Cari affezionatissimi, oggi voglio raccontarvi l’ultima delle mie aventure.

Dato che da tutti sono considerata troppo magra, e che la bipede si sta impegnando parecchio per farmi ingrassare – mi rimpinza di cibo manco fossi un tacchino destinato alla tavola per il ringraziamento – mi sono messa d’impegno e in un batter d’occhio ho raggiunto i risultati tanto sperati! Come anticipato nel titolo, questo weekend mi sono trasformata in Platinette.

No, non mi sono fatta bionda. Né ho iniziato a indossare lunghi camicioni stravaganti. Né sono stata come opinionista in qualche talk-show. Pronti a vedere la rivoluzione del mio corpo? Vi avverto però…

Questo post contiene immagini forti talvolta tendenzialmente splatter

non adatte ad un pubblico sensibbbile

platinette

Visto che robetta? Sfortunatamente però, come ormai avrete capito anche voi, non abbiamo la fortuna di vivere con dei bipedi con il senso dell’umorismo. Tanto per cambiare sono andati nel panico e hanno bombardato di telefonate tutti i veterinari nel raggio di 100km, e in breve tempo sono stata scarrozzata di qua e di là a fare visite e accertamenti.

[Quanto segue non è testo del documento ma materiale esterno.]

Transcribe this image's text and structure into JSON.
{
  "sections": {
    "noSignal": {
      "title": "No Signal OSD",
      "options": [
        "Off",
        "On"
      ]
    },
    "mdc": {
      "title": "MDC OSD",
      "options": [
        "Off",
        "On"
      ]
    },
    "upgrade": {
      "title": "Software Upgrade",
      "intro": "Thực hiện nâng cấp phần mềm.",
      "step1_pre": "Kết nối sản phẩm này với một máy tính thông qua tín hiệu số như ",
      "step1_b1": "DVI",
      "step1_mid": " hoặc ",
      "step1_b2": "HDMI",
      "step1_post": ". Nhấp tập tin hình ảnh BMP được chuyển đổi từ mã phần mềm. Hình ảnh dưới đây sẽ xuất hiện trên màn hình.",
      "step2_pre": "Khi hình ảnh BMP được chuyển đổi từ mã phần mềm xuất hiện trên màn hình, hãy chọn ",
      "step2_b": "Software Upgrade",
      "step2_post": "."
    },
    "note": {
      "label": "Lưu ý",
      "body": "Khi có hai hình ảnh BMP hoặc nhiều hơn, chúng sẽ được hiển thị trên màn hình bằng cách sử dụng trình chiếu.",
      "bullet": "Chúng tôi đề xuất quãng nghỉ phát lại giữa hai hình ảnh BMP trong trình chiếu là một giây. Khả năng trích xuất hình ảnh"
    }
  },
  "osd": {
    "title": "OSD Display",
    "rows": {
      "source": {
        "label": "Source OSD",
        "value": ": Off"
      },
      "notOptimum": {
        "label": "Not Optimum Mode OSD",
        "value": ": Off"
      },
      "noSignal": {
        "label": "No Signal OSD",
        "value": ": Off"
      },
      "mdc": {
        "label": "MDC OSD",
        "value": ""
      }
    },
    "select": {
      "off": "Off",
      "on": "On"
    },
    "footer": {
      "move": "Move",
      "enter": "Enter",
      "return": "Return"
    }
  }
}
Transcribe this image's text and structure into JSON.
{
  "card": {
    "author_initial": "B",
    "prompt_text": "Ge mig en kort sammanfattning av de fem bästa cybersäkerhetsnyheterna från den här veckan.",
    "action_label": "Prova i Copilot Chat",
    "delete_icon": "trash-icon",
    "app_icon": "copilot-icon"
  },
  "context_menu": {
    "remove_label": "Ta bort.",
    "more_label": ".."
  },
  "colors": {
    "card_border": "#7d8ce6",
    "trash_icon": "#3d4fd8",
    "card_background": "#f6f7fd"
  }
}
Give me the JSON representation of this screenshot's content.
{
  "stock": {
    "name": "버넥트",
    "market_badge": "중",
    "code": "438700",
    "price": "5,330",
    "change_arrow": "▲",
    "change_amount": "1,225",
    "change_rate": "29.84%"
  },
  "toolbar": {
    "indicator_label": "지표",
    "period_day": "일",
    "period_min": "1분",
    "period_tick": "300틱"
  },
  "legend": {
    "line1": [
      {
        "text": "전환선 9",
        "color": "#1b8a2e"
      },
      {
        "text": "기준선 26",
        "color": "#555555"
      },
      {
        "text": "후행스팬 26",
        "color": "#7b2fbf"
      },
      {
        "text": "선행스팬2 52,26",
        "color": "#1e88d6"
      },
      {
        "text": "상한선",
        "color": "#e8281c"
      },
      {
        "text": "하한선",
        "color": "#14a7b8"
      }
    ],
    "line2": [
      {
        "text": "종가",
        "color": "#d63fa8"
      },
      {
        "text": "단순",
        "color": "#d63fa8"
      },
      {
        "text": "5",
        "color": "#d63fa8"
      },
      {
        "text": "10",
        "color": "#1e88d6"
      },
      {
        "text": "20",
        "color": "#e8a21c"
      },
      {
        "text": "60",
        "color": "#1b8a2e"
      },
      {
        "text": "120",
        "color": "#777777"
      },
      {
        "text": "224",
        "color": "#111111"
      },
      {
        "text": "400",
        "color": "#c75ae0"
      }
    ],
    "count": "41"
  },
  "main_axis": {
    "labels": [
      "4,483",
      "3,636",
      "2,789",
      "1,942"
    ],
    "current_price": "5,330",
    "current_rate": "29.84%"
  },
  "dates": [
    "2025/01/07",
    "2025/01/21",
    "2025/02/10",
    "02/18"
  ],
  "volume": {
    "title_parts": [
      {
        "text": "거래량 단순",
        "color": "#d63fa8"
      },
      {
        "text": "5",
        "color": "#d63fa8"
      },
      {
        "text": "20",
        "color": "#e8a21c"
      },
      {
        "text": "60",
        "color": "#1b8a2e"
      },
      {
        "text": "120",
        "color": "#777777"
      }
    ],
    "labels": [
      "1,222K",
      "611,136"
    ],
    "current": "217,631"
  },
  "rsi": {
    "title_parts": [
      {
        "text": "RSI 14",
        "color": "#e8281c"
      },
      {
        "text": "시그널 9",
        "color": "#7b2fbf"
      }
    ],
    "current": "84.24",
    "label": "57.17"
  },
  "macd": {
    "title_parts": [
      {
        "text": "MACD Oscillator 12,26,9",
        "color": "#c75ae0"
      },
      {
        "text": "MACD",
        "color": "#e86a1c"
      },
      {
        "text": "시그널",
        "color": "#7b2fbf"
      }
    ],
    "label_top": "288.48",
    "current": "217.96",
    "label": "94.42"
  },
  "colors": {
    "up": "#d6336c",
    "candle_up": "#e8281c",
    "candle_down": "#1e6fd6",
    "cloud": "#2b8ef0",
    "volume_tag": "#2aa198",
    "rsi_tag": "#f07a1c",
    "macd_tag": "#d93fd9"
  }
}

Ma come, prima di mettono all’ingrasso e poi vogliono che torni magra secca come un’acciughina? Vai capire ‘sti due…

Cari pelosi che come me desiderate arrotondare le vostre spigolose curve, vi do il nome di un metodo rapidissimo da seguire per ottenere risultati stupefacenti in brevissimo tempo! Si chiama Mucocele Salivare, e senza che andiate a cercarlo tanto in giro su Cagnazon.com o Ebau.it – tanto non lo troverete – potrete averlo a casa vostra semplicemente rovistando tra le vostre ghiandole salivari. La parrucca bionda invece non è inclusa, mi dispiace.

L’unico neo di questo rimedio portentoso è che se non esaurisce l’effetto nel giro di pochi giorni dovrete andare da un bravo Vet a farvi vedere, cosa che infatti a breve farò. Nella migliore delle ipotesi la liposuzione avverrà in maniera del tutto naturale, drenando l’accumulo in eccesso. Ieri con l’aiuto del mio ziettissimo preferitissimo ho già iniziato il lavoro, ma appunto non siamo stati accurati abbastanza da non richiedere l’intervento di uno specialista.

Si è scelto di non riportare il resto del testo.